What’s also weird for Matic is the whole concept of going viral in 2017.
He wondered how that could be possible because of just two Amazon reviews, from January and February 2016. While it seems easy to assume, based on the photos attached to those reviews and what the buyers wrote about their bears, that Joyfay’s bear has oddly long legs, Matic said that’s just not the case. At least not anymore.
“Look at the stars on Amazon. You can’t fake that. It’s real. It’s real,” Matic said. “The funny thing is that people contact us and they say, ‘Why does your bear have long legs?’ And I’m thinking, ‘Well, you assume that it has long legs. But it actually doesn’t.’ It’s actually meant to have adult proportions, but people have in their mind this preconceived notion that, ‘Well, everything should be cute like a baby, everything Teddy bear related.’ Not necessarily true. And the reviews are showing it’s quite a different story.”
Matic blames a “skewed” perspective in those images that make the legs appear longer than they really are. But he also said that the company did tweak the proportions of the bear in July 2016, to spread the overall height through the torso a bit more.
He said the last image on the Amazon product page, of a woman hugging the bear while standing beside it (below), does the best job of showing that the legs are not “freakishly long,” as they have been described.
“We have since fixed it and everything was fine and all of a sudden — it’s a really strange creature this internet — all of a sudden somebody found it funny and guess what, it’s viral all of a sudden,” Matic said. “And it’s all about those old reviews, which is even worse, and nobody’s even noticing, while they’re having fun trashing us, they’re not even noticing that it has 4 1/2 stars.”
Entering the company’s peak holiday shopping season, Matic fears that the hype will hurt sales. That the attention is now on those reviews and what he calls the “so-called long legs.”
“When you have 300 people endorse a negative review, that negative review on Amazon will appear there forever, he said. “And you can’t change reviews. There’s no such thing. If you tell Amazon, ‘Can we change this?’ No.”
And Matic could accept that if it was a true representation of his product.
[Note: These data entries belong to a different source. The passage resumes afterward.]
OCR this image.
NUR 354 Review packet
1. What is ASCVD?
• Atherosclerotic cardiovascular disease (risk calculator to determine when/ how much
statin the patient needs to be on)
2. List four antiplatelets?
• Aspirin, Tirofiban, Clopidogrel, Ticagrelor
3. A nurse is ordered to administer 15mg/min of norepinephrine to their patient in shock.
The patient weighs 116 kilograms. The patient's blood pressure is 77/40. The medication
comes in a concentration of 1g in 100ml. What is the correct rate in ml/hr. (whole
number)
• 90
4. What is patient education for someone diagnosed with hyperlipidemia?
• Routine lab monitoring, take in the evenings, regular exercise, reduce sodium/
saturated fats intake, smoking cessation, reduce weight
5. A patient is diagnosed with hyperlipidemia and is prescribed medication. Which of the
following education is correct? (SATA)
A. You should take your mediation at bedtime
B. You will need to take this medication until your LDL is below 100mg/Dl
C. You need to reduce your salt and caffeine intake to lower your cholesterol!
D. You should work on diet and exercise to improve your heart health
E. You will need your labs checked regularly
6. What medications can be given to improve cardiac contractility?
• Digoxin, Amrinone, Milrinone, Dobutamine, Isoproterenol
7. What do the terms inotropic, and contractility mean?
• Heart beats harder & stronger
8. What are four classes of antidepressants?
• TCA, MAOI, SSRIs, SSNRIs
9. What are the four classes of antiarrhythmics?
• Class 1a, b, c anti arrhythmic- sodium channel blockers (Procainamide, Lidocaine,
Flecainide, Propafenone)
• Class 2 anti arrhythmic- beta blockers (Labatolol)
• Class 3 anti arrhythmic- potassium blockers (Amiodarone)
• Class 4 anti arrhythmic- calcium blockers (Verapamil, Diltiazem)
So it’s clear now, that for at least the last week, a guy who founded an e-commerce business has been thinking a lot about how the internet works.
“It seems the internet nowadays doesn’t only have the speed, it also has an inertia. You may have seen somewhere that this thing became viral. And you want to tell your readers about it, it’s only a natural thing to follow these audiences. But, what happens is the initial inertia of not-really-truthful reviews continues. So, when people call me, they ask me, ‘Why are the legs long?’ They by inertia already assumed that this is how it is. I didn’t expect that. I expected to be asked a question about it, that they’d ask me what do I think about somebody else claiming that. I didn’t anticipate that a professional journalist is going to come and say, ‘Why are they long?’ as if they actually are long.”
Matic said that all he can do is hope that the viral nature of all of this translates to more sales. He talked about an increase in traffic to his site and Amazon in relation to conversion rates and how those two things will play out — which he’ll certainly know after Christmas.
“This is going to be a data point. We’ve never had anything like this,” he said. “Yup. It’s going to be a data point.”
Which he must appreciate as a scientist, right?
“As a father I will appreciate it even more if it doesn’t actually bury us, he said. “I think the real question is whether or not the truth is more important than entertainment.”